颤振是危害复杂曲面加工的顽疾。本课题深入分析切削过程动态数据，从非平稳、非线性及多重特征耦合响应信号中分离微弱颤振特征，揭示不合理工艺参数、刀具零部件失效和系统运行特性劣化现象。研究固定观测点振动信号的完整无遗漏“拟大数据”采集方法，建立其与加工表面图像、工艺参数按工步关联的敏捷监测系统；基于双树复小波研究具有中心极化、时频方向敏感性、跨时间尺度分析特色的非常规时频拓扑过完备紧框架，并以此提升高维多尺度几何分析性能，通过它们增强稀疏字典学习；引入非线性几何观测器和非凸罚函数强化信号内禀动力学信息的正则约束，研究参数化的整体凸优化稀疏表示方法，使构造的字典形成对信号中多重耦合特征的同步稀疏优化能力；根据“工步同构-动态信号可对比性原理”，研究大时间尺度下动态特征驱动的工艺健康性定量诊断研究。研究成果有益于发展复杂曲面低颤振工艺环境，促进复杂曲面高精高效加工，具有重要理论意义和工程价值。

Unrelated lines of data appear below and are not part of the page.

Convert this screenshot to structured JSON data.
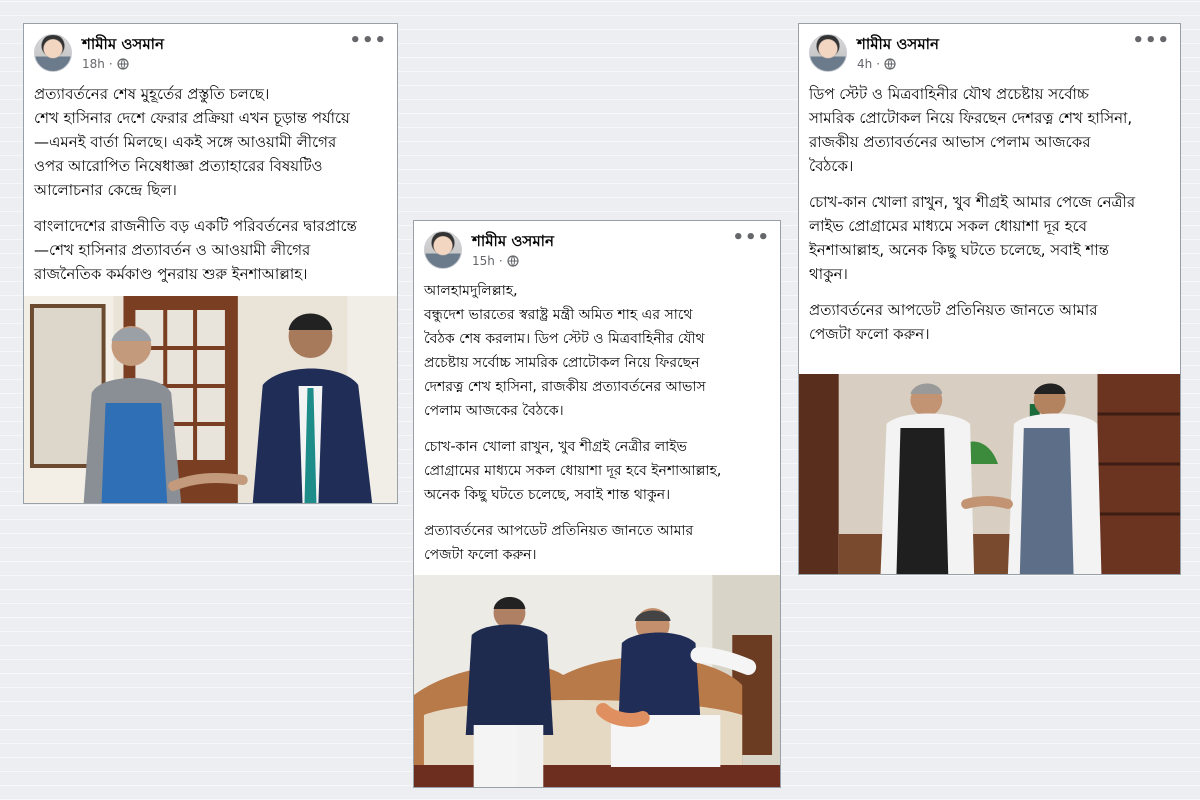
{
  "posts": [
    {
      "author": "শামীম ওসমান",
      "time": "18h",
      "paragraphs": [
        "প্রত্যাবর্তনের শেষ মুহূর্তের প্রস্তুতি চলছে।\nশেখ হাসিনার দেশে ফেরার প্রক্রিয়া এখন চূড়ান্ত পর্যায়ে\n—এমনই বার্তা মিলছে। একই সঙ্গে আওয়ামী লীগের\nওপর আরোপিত নিষেধাজ্ঞা প্রত্যাহারের বিষয়টিও\nআলোচনার কেন্দ্রে ছিল।",
        "বাংলাদেশের রাজনীতি বড় একটি পরিবর্তনের দ্বারপ্রান্তে\n—শেখ হাসিনার প্রত্যাবর্তন ও আওয়ামী লীগের\nরাজনৈতিক কর্মকাণ্ড পুনরায় শুরু ইনশাআল্লাহ।"
      ]
    },
    {
      "author": "শামীম ওসমান",
      "time": "15h",
      "paragraphs": [
        "আলহামদুলিল্লাহ,\nবন্ধুদেশ ভারতের স্বরাষ্ট্র মন্ত্রী অমিত শাহ এর সাথে\nবৈঠক শেষ করলাম। ডিপ স্টেট ও মিত্রবাহিনীর যৌথ\nপ্রচেষ্টায় সর্বোচ্চ সামরিক প্রোটোকল নিয়ে ফিরছেন\nদেশরত্ন শেখ হাসিনা, রাজকীয় প্রত্যাবর্তনের আভাস\nপেলাম আজকের বৈঠকে।",
        "চোখ-কান খোলা রাখুন, খুব শীগ্রই নেত্রীর লাইভ\nপ্রোগ্রামের মাধ্যমে সকল ধোয়াশা দূর হবে ইনশাআল্লাহ,\nঅনেক কিছু ঘটতে চলেছে, সবাই শান্ত থাকুন।",
        "প্রত্যাবর্তনের আপডেট প্রতিনিয়ত জানতে আমার\nপেজটা ফলো করুন।"
      ]
    },
    {
      "author": "শামীম ওসমান",
      "time": "4h",
      "paragraphs": [
        "ডিপ স্টেট ও মিত্রবাহিনীর যৌথ প্রচেষ্টায় সর্বোচ্চ\nসামরিক প্রোটোকল নিয়ে ফিরছেন দেশরত্ন শেখ হাসিনা,\nরাজকীয় প্রত্যাবর্তনের আভাস পেলাম আজকের\nবৈঠকে।",
        "চোখ-কান খোলা রাখুন, খুব শীগ্রই আমার পেজে নেত্রীর\nলাইভ প্রোগ্রামের মাধ্যমে সকল ধোয়াশা দূর হবে\nইনশাআল্লাহ, অনেক কিছু ঘটতে চলেছে, সবাই শান্ত\nথাকুন।",
        "প্রত্যাবর্তনের আপডেট প্রতিনিয়ত জানতে আমার\nপেজটা ফলো করুন।"
      ]
    }
  ],
  "more_glyph": "•••"
}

Chatter vibration is a harmful effect in manufacturing of complex surface. In this project, we attempt to make insightful analysis to online condition monitoring data, separate incipient chatter vibration symptom from non-stationary, non-linear, multi-component coupled dynamic signals, and to reveal failures on cutting tools, mechanical components, operational performance degradation rule of manufacturing process. This project attempts to search improvements in the following aspects: (1) Agile condition monitoring system: A fix observation point based bid data collection system for vibration signal is established, and the vibration signal is associated with its simultaneous machined surface image and process information. (2) Novel tight frames of non-conventional time-frequency topology are investigated. These frame is equipped with centralized multi-resolution, time-frequency directional sensitivity, and inter-scale analyzing ability. Moreover, the performance of higher dimensional multi-scale geometric analysis is enhanced. The proposed tight frames are used as sparse dictionary. (3) Nonlinear geometric observation operator and non-convex penalty function are introduced into sparse representation problem so as to enhance the intrinsic dynamic regularization. Parametric treatment form non-convex problem to convex problem is investigated. As a result, combined with the proposed sparse dictionary, simultaneous multi-component sparse separation to the coupled signal is enabled. (4) Investigation of dynamic feature evolution based on large time-scale iso-manufacturing process information so as to realize quantitative evaluation of machine-tool operational performance and manufacturing process health. The research results are beneficial to the development of non-chatter process environment and also to promote high accuracy and high efficiency manufacturing of complex surface. This project is of theoretical significance and engineering value.